Hans Haacke, Metro Mobilitian, 1985.


Fred Wilson, Minando el museo, 1992, detalle de esposas para esclavos reubicadas en una exposición de objetos metálicos, Maryland Historical Society.

Pero para que esta segunda neovanguardia no parezca heroica, es importante señalar que su crítica puede también volverse contra ella. Si la vanguardia histórica y la primera neovanguardia adolecieron a menudo de tendencias anarquistas, la segunda neovanguardia sucumbe a veces a impulsos apocalípticos. «Quizá lo único que uno puede hacer tras ver un lienzo como los nuestros», observa Buren en febrero de 1968, «es la revolución total»[36]. Éste es de hecho el lenguaje de 1968, y los artistas como Buren suelen usarlo: su obra procede de «la extinción» del estudio, escribe en «La función del estudio» (1971); su empeño no se reduce a meramente «contradecir» el juego del arte, sino que aspira a «abolir» sus reglas sin más[37]. Esta retórica, más situacionista que situada, recuerda los pronunciamentos oraculares y a menudo machistas de los modernos iluminados. Nuestro presente está desprovisto de este sentido de la revolución inmanente; también escarmentado de las críticas feministas al lenguaje revolucionario, así como de las preocupaciones poscoloniales en relación con la exclusividad no sólo de las instituciones artísticas, sino también de los discursos críticos. Como resultado, los artistas contemporáneos preocupados por el desarrollo del análisis institucional de la segunda neovanguardia han pasado de las oposiciones grandilocuentes a los desplazamientos sutiles (estoy pensando en artistas desde Louise Lawler y Silvia Kolbowski a Christopher Williams y Andrea Fraser) y/o colaboraciones estratégicas con diferentes grupos (Fred Wilson y Mark Dion son representativos de esta opción). Ésta es una forma de que continúe la crítica de la vanguardia e incluso una forma de que continúe la vanguardia. Y no es una receta para el hermetismo o el formalismo, como a veces se aduce; es una fórmula práctica. Es también una precondición para cualquier comprensión contemporánea de las diferentes fases de la vanguardia.

La acción diferida

Quizá podamos ahora volver a la pregunta inicial: ¿cómo narrar esta relación revisada entre la vanguardia histórica y las neovanguardias? Debe conservarse la premisa de que una comprensión de un arte únicamente puede ser tan desarrollada como el arte, pero una vez más no en sentido historicista, sea en analogía con el desarrollo anatómico (como por un momento en Marx) o en analogía con el desarrollo retórico, del origen seguido por la repetición, de la tragedia seguida por la farsa (como persistentemente en Bürger). Se requieren diferentes modelos de causalidad, temporalidad y narratividad; en la práctica, en la pedagogía y en la política hay demasiado en juego como para no desafiar a los vigentes que son como anteojeras.

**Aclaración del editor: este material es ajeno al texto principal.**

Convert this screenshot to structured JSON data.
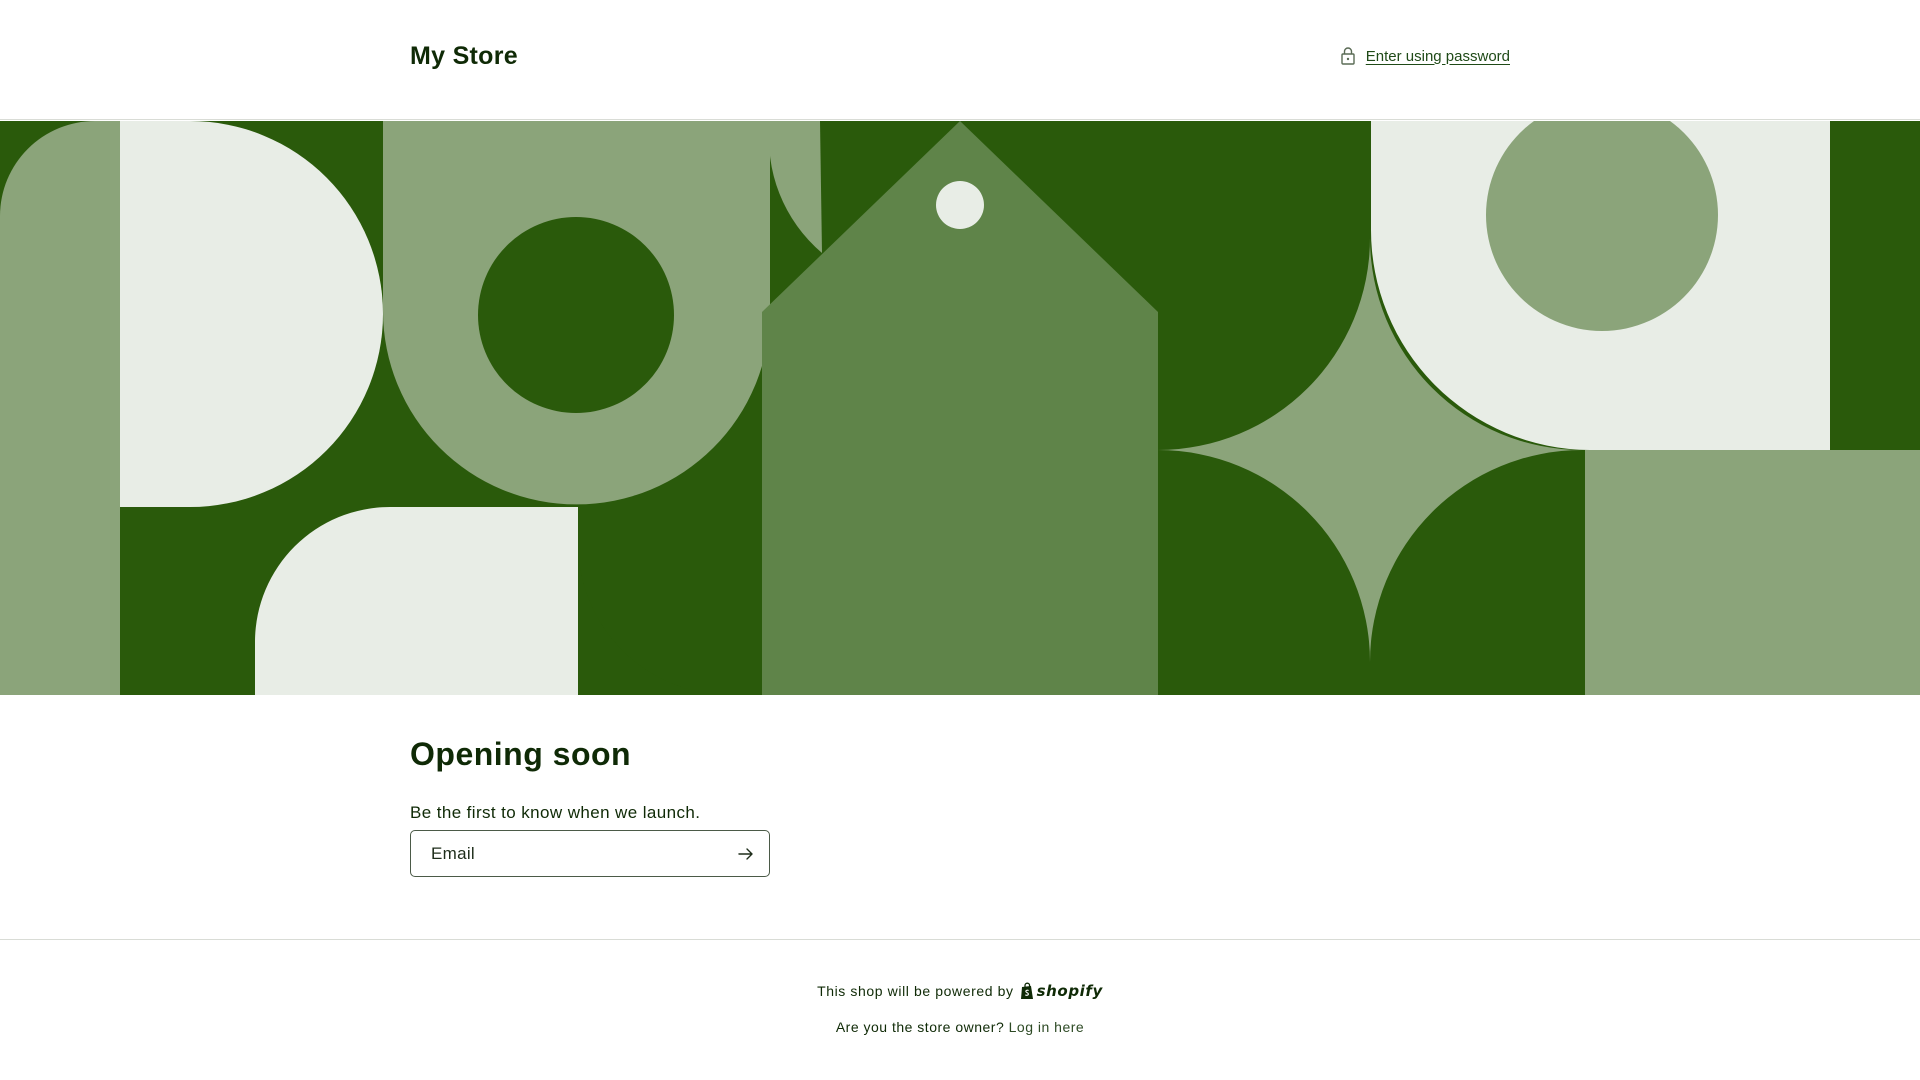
{
  "header": {
    "store_title": "My Store",
    "password_link": "Enter using password",
    "lock_icon": "lock-icon"
  },
  "banner": {
    "colors": {
      "dark_green": "#2a5a0b",
      "sage": "#8ba47a",
      "pale": "#e8ede6",
      "mid_green": "#5f8449"
    }
  },
  "main": {
    "heading": "Opening soon",
    "subtext": "Be the first to know when we launch.",
    "email_placeholder": "Email",
    "submit_icon": "arrow-right-icon"
  },
  "footer": {
    "powered_text": "This shop will be powered by",
    "shopify_label": "shopify",
    "owner_question": "Are you the store owner?",
    "login_link": "Log in here"
  }
}
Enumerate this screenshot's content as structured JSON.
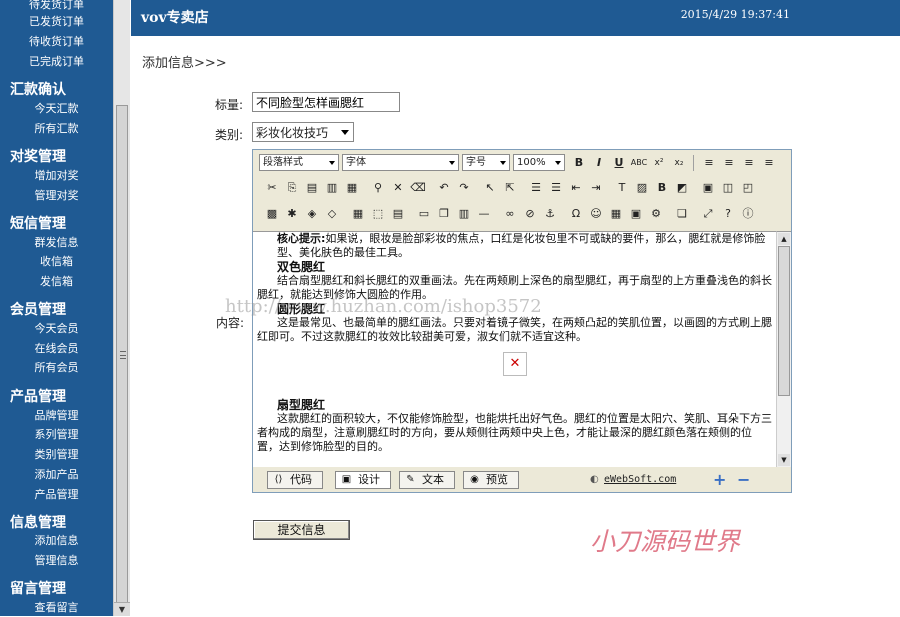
{
  "sidebar": {
    "top_items": [
      "待发货订单",
      "已发货订单",
      "待收货订单",
      "已完成订单"
    ],
    "sections": [
      {
        "title": "汇款确认",
        "items": [
          "今天汇款",
          "所有汇款"
        ]
      },
      {
        "title": "对奖管理",
        "items": [
          "增加对奖",
          "管理对奖"
        ]
      },
      {
        "title": "短信管理",
        "items": [
          "群发信息",
          "收信箱",
          "发信箱"
        ]
      },
      {
        "title": "会员管理",
        "items": [
          "今天会员",
          "在线会员",
          "所有会员"
        ]
      },
      {
        "title": "产品管理",
        "items": [
          "品牌管理",
          "系列管理",
          "类别管理",
          "添加产品",
          "产品管理"
        ]
      },
      {
        "title": "信息管理",
        "items": [
          "添加信息",
          "管理信息"
        ]
      },
      {
        "title": "留言管理",
        "items": [
          "查看留言"
        ]
      }
    ]
  },
  "header": {
    "store_name": "vov专卖店",
    "datetime": "2015/4/29 19:37:41"
  },
  "page": {
    "heading": "添加信息>>>"
  },
  "form": {
    "title_label": "标量:",
    "title_value": "不同脸型怎样画腮红",
    "category_label": "类别:",
    "category_value": "彩妆化妆技巧",
    "content_label": "内容:",
    "submit_label": "提交信息"
  },
  "editor": {
    "para_style": "段落样式",
    "font": "字体",
    "font_size": "字号",
    "zoom": "100%",
    "modes": [
      "代码",
      "设计",
      "文本",
      "预览"
    ],
    "active_mode": "设计",
    "vendor": "eWebSoft.com",
    "content": {
      "intro_lead": "核心提示:",
      "intro": "如果说，眼妆是脸部彩妆的焦点，口红是化妆包里不可或缺的要件，那么，腮红就是修饰脸型、美化肤色的最佳工具。",
      "s1_title": "双色腮红",
      "s1_text": "结合扇型腮红和斜长腮红的双重画法。先在两颊刷上深色的扇型腮红，再于扇型的上方重叠浅色的斜长腮红，就能达到修饰大圆脸的作用。",
      "s2_title": "圆形腮红",
      "s2_text": "这是最常见、也最简单的腮红画法。只要对着镜子微笑，在两颊凸起的笑肌位置，以画圆的方式刷上腮红即可。不过这款腮红的妆效比较甜美可爱，淑女们就不适宜这种。",
      "s3_title": "扇型腮红",
      "s3_text": "这款腮红的面积较大，不仅能修饰脸型，也能烘托出好气色。腮红的位置是太阳穴、笑肌、耳朵下方三者构成的扇型，注意刷腮红时的方向，要从颊侧往两颊中央上色，才能让最深的腮红颜色落在颊侧的位置，达到修饰脸型的目的。"
    }
  },
  "watermarks": {
    "url": "http://www.huzhan.com/ishop3572",
    "brand": "小刀源码世界"
  },
  "colors": {
    "sidebar_bg": "#1f5a93",
    "topbar_bg": "#1f5a93",
    "brand_watermark": "#e07a8a"
  }
}
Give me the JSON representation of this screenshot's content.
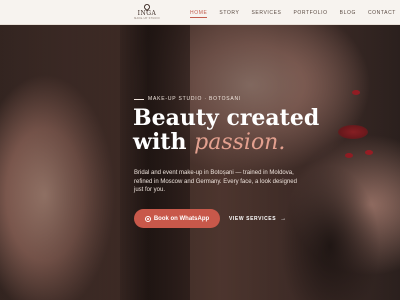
{
  "brand": {
    "name": "INGA",
    "subtitle": "MAKE-UP STUDIO"
  },
  "nav": {
    "items": [
      {
        "label": "HOME",
        "active": true
      },
      {
        "label": "STORY",
        "active": false
      },
      {
        "label": "SERVICES",
        "active": false
      },
      {
        "label": "PORTFOLIO",
        "active": false
      },
      {
        "label": "BLOG",
        "active": false
      },
      {
        "label": "CONTACT",
        "active": false
      }
    ]
  },
  "hero": {
    "eyebrow": "MAKE-UP STUDIO · BOTOSANI",
    "headline_line1": "Beauty created",
    "headline_with": "with",
    "headline_accent": "passion.",
    "description": "Bridal and event make-up in Botoșani — trained in Moldova, refined in Moscow and Germany. Every face, a look designed just for you.",
    "cta_label": "Book on WhatsApp",
    "secondary_label": "VIEW SERVICES",
    "secondary_arrow": "→"
  },
  "colors": {
    "accent": "#c8584a",
    "accent_text": "#e3a08f",
    "header_bg": "#f7f3ef"
  },
  "icons": {
    "cta": "whatsapp-icon",
    "secondary": "arrow-right-icon",
    "logo": "drop-logo-icon"
  }
}
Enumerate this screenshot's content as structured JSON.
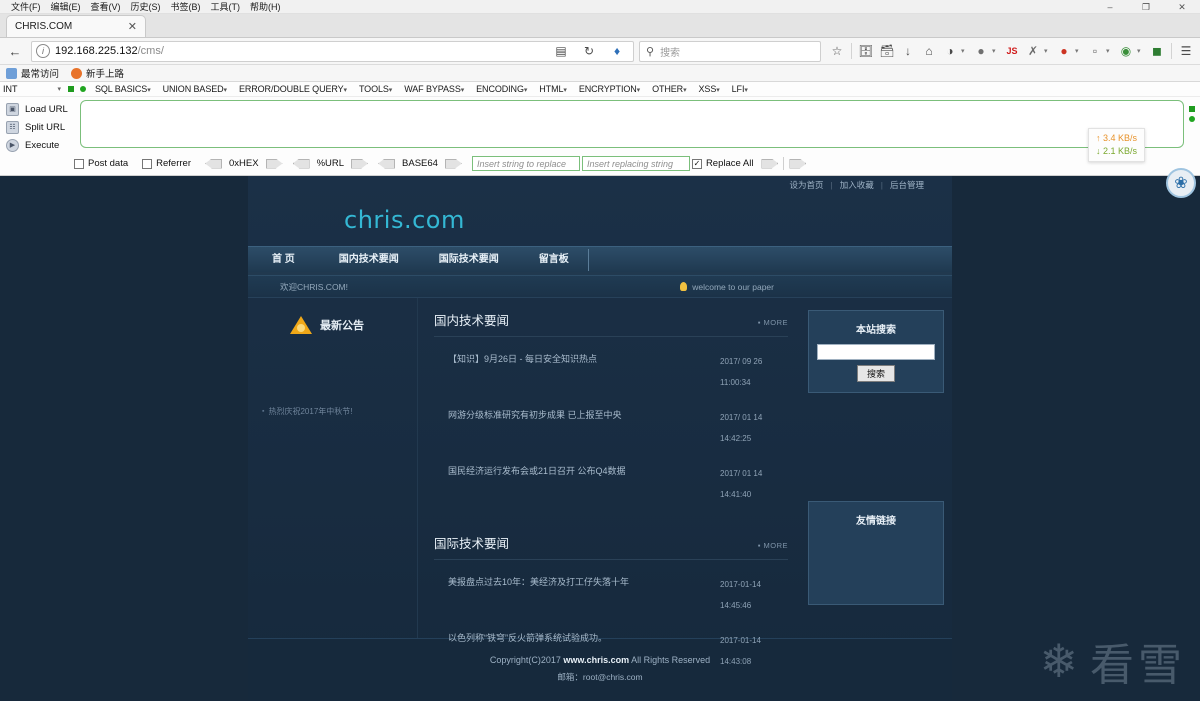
{
  "window": {
    "menus": [
      {
        "label": "文件(F)"
      },
      {
        "label": "编辑(E)"
      },
      {
        "label": "查看(V)"
      },
      {
        "label": "历史(S)"
      },
      {
        "label": "书签(B)"
      },
      {
        "label": "工具(T)"
      },
      {
        "label": "帮助(H)"
      }
    ],
    "controls": {
      "minimize": "–",
      "maximize": "❐",
      "close": "✕"
    }
  },
  "browser": {
    "tab": {
      "title": "CHRIS.COM",
      "close": "✕"
    },
    "back_icon": "←",
    "url": {
      "host": "192.168.225.132",
      "path": "/cms/",
      "info_icon": "i"
    },
    "url_right_icons": [
      "reader-icon",
      "reload-icon",
      "pocket-icon"
    ],
    "search": {
      "placeholder": "搜索",
      "icon": "⚲"
    },
    "toolbar_icons": [
      {
        "name": "bookmark-star-icon",
        "glyph": "☆"
      },
      {
        "name": "library-icon",
        "glyph": "☰"
      },
      {
        "name": "save-page-icon",
        "glyph": "⬛"
      },
      {
        "name": "downloads-icon",
        "glyph": "↓"
      },
      {
        "name": "home-icon",
        "glyph": "⌂"
      },
      {
        "name": "palette-icon",
        "glyph": "◑"
      },
      {
        "name": "globe-icon",
        "glyph": "●"
      },
      {
        "name": "javascript-toggle-icon",
        "glyph": "JS"
      },
      {
        "name": "plug-icon",
        "glyph": "✂"
      },
      {
        "name": "cookie-icon",
        "glyph": "●"
      },
      {
        "name": "proxy-icon",
        "glyph": "□"
      },
      {
        "name": "world-icon",
        "glyph": "◕"
      },
      {
        "name": "shield-icon",
        "glyph": "⬟"
      },
      {
        "name": "menu-icon",
        "glyph": "☰"
      }
    ],
    "bookmarks": [
      {
        "label": "最常访问",
        "color": "#6f9fd8"
      },
      {
        "label": "新手上路",
        "color": "#e8732a"
      }
    ]
  },
  "hackbar": {
    "mode_select": {
      "value": "INT",
      "caret": "▾"
    },
    "menus": [
      {
        "label": "SQL BASICS"
      },
      {
        "label": "UNION BASED"
      },
      {
        "label": "ERROR/DOUBLE QUERY"
      },
      {
        "label": "TOOLS"
      },
      {
        "label": "WAF BYPASS"
      },
      {
        "label": "ENCODING"
      },
      {
        "label": "HTML"
      },
      {
        "label": "ENCRYPTION"
      },
      {
        "label": "OTHER"
      },
      {
        "label": "XSS"
      },
      {
        "label": "LFI"
      }
    ],
    "actions": [
      {
        "label": "Load URL",
        "icon": "load-url-icon"
      },
      {
        "label": "Split URL",
        "icon": "split-url-icon"
      },
      {
        "label": "Execute",
        "icon": "execute-icon"
      }
    ],
    "url_textarea_value": "",
    "options": {
      "post_data": {
        "label": "Post data",
        "checked": false
      },
      "referrer": {
        "label": "Referrer",
        "checked": false
      },
      "encoders": [
        {
          "label": "0xHEX"
        },
        {
          "label": "%URL"
        },
        {
          "label": "BASE64"
        }
      ],
      "search_placeholder": "Insert string to replace",
      "replace_placeholder": "Insert replacing string",
      "replace_all": {
        "label": "Replace All",
        "checked": true,
        "mark": "✓"
      }
    }
  },
  "netspeed": {
    "upload": "↑ 3.4 KB/s",
    "download": "↓ 2.1 KB/s"
  },
  "float_badge": {
    "icon": "ublock-icon",
    "glyph": "⬣"
  },
  "site": {
    "toplinks": [
      {
        "label": "设为首页"
      },
      {
        "label": "加入收藏"
      },
      {
        "label": "后台管理"
      }
    ],
    "separator": "|",
    "logo": "chris.com",
    "nav": [
      {
        "label": "首 页"
      },
      {
        "label": "国内技术要闻"
      },
      {
        "label": "国际技术要闻"
      },
      {
        "label": "留言板"
      }
    ],
    "welcome_left": "欢迎CHRIS.COM!",
    "welcome_right": "welcome to our paper",
    "notice": {
      "title": "最新公告",
      "items": [
        {
          "label": "热烈庆祝2017年中秋节!",
          "bullet": "▪"
        }
      ]
    },
    "news_sections": [
      {
        "title": "国内技术要闻",
        "more": "▪ MORE",
        "rows": [
          {
            "title": "【知识】9月26日 - 每日安全知识热点",
            "date": "2017/ 09  26",
            "time": "11:00:34"
          },
          {
            "title": "网游分级标准研究有初步成果  已上报至中央",
            "date": "2017/ 01  14",
            "time": "14:42:25"
          },
          {
            "title": "国民经济运行发布会或21日召开 公布Q4数据",
            "date": "2017/ 01  14",
            "time": "14:41:40"
          }
        ]
      },
      {
        "title": "国际技术要闻",
        "more": "▪ MORE",
        "rows": [
          {
            "title": "美报盘点过去10年：美经济及打工仔失落十年",
            "date": "2017-01-14",
            "time": "14:45:46"
          },
          {
            "title": "以色列称“铁穹”反火箭弹系统试验成功。",
            "date": "2017-01-14",
            "time": "14:43:08"
          }
        ]
      }
    ],
    "search_panel": {
      "title": "本站搜索",
      "input_value": "",
      "button": "搜索"
    },
    "links_panel": {
      "title": "友情链接"
    },
    "footer": {
      "copyright_prefix": "Copyright(C)2017 ",
      "copyright_site": "www.chris.com",
      "copyright_suffix": " All Rights Reserved",
      "email": "邮箱：root@chris.com"
    }
  },
  "watermark": {
    "text": "看雪",
    "icon": "snowflake-icon",
    "glyph": "❄"
  }
}
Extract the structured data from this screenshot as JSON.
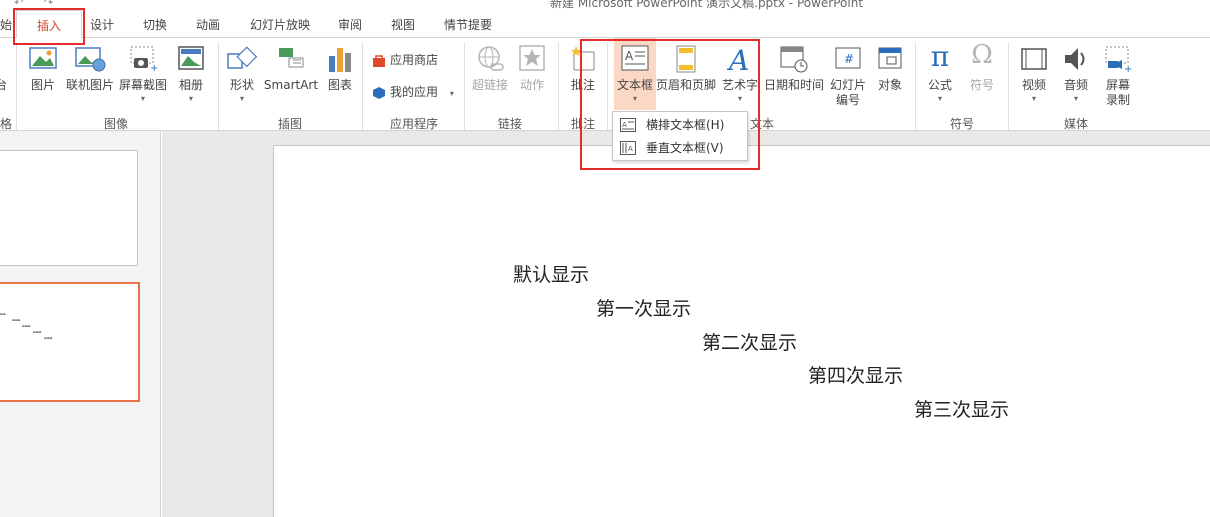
{
  "titlebar": {
    "title": "新建 Microsoft PowerPoint 演示文稿.pptx - PowerPoint"
  },
  "tabs": [
    {
      "id": "start",
      "label": "始"
    },
    {
      "id": "insert",
      "label": "插入",
      "active": true
    },
    {
      "id": "design",
      "label": "设计"
    },
    {
      "id": "transitions",
      "label": "切换"
    },
    {
      "id": "animations",
      "label": "动画"
    },
    {
      "id": "slideshow",
      "label": "幻灯片放映"
    },
    {
      "id": "review",
      "label": "审阅"
    },
    {
      "id": "view",
      "label": "视图"
    },
    {
      "id": "storyboard",
      "label": "情节提要"
    }
  ],
  "ribbon": {
    "partial_left": {
      "label": "台",
      "group_label": "格"
    },
    "images": {
      "group_label": "图像",
      "picture": "图片",
      "online_picture": "联机图片",
      "screenshot": "屏幕截图",
      "album": "相册"
    },
    "illustrations": {
      "group_label": "插图",
      "shapes": "形状",
      "smartart": "SmartArt",
      "chart": "图表"
    },
    "apps": {
      "group_label": "应用程序",
      "store": "应用商店",
      "my_apps": "我的应用"
    },
    "links": {
      "group_label": "链接",
      "hyperlink": "超链接",
      "action": "动作"
    },
    "comments": {
      "group_label": "批注",
      "comment": "批注"
    },
    "text": {
      "group_label": "文本",
      "textbox": "文本框",
      "header_footer": "页眉和页脚",
      "wordart": "艺术字",
      "datetime": "日期和时间",
      "slide_number_1": "幻灯片",
      "slide_number_2": "编号",
      "object": "对象"
    },
    "symbols": {
      "group_label": "符号",
      "equation": "公式",
      "symbol": "符号"
    },
    "media": {
      "group_label": "媒体",
      "video": "视频",
      "audio": "音频",
      "recording_1": "屏幕",
      "recording_2": "录制"
    }
  },
  "dropdown": {
    "items": [
      {
        "label": "横排文本框(H)"
      },
      {
        "label": "垂直文本框(V)"
      }
    ]
  },
  "slide": {
    "lines": [
      "默认显示",
      "第一次显示",
      "第二次显示",
      "第四次显示",
      "第三次显示"
    ]
  },
  "colors": {
    "accent": "#d24726",
    "annotation": "#e52c2c",
    "selected_thumb": "#e8704a",
    "highlight": "#fbd8c6"
  }
}
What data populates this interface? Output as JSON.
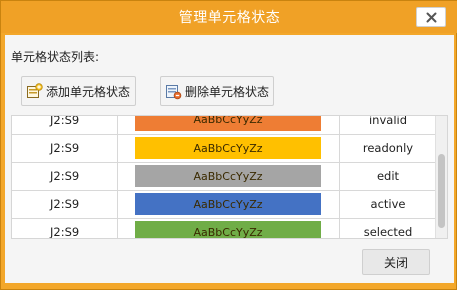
{
  "window": {
    "title": "管理单元格状态",
    "close_icon": "close-icon"
  },
  "list_label": "单元格状态列表:",
  "toolbar": {
    "add_label": "添加单元格状态",
    "add_icon": "add-state-icon",
    "delete_label": "删除单元格状态",
    "delete_icon": "delete-state-icon"
  },
  "grid": {
    "rows": [
      {
        "range": "J2:S9",
        "style_text": "AaBbCcYyZz",
        "style_color": "#ee7d34",
        "state": "invalid"
      },
      {
        "range": "J2:S9",
        "style_text": "AaBbCcYyZz",
        "style_color": "#ffc000",
        "state": "readonly"
      },
      {
        "range": "J2:S9",
        "style_text": "AaBbCcYyZz",
        "style_color": "#a5a5a5",
        "state": "edit"
      },
      {
        "range": "J2:S9",
        "style_text": "AaBbCcYyZz",
        "style_color": "#4472c4",
        "state": "active"
      },
      {
        "range": "J2:S9",
        "style_text": "AaBbCcYyZz",
        "style_color": "#70ad47",
        "state": "selected"
      }
    ]
  },
  "footer": {
    "close_label": "关闭"
  },
  "colors": {
    "titlebar": "#f0a126",
    "window_border": "#f3a72a"
  }
}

Antes de proponer un modelo propio he de llamar la atención sobre un supuesto en que se basa este texto: que la historia, en particular la historia moderno, se concibe a menudo, secretamente o no, sobre el modelo del sujeto individual e incluso como un sujeto. Esto es bastante evidente cuando una historia dada se narra en términos de evolución o progresión, como solía suceder en el siglo XIX, o a la inversa en términos de devolución o regresión, como ha sido frecuente a principios del siglo XX (este último tropo está omnipresente en los estudios modernos desde Georg Lukács hasta la actualidad). Pero esta modelación de la historia continúa en la crítica contemporánea aun cuando supone la muerte del sujeto, pues a menudo el sujeto únicamente retorna en el nivel de la ideología (por ejemplo, el sujeto nazi), la nación (ahora imaginada como una entidad física más que como un cuerpo político), etc. Como deja claro mi tratamiento de la institución del arte como un sujeto capaz de represión y resistencia, yo soy culpable de este vicio como cualquier crítico, pero antes que renunciar a él quiero convertirlo en una virtud. Pues si esta analogía con el sujeto individual no es más que estructural en relación con los estudios históricos, ¿por qué no aplicar el modelo más sofisticado de sujeto, el psicoanalítico, y de modo manifiesto?[38]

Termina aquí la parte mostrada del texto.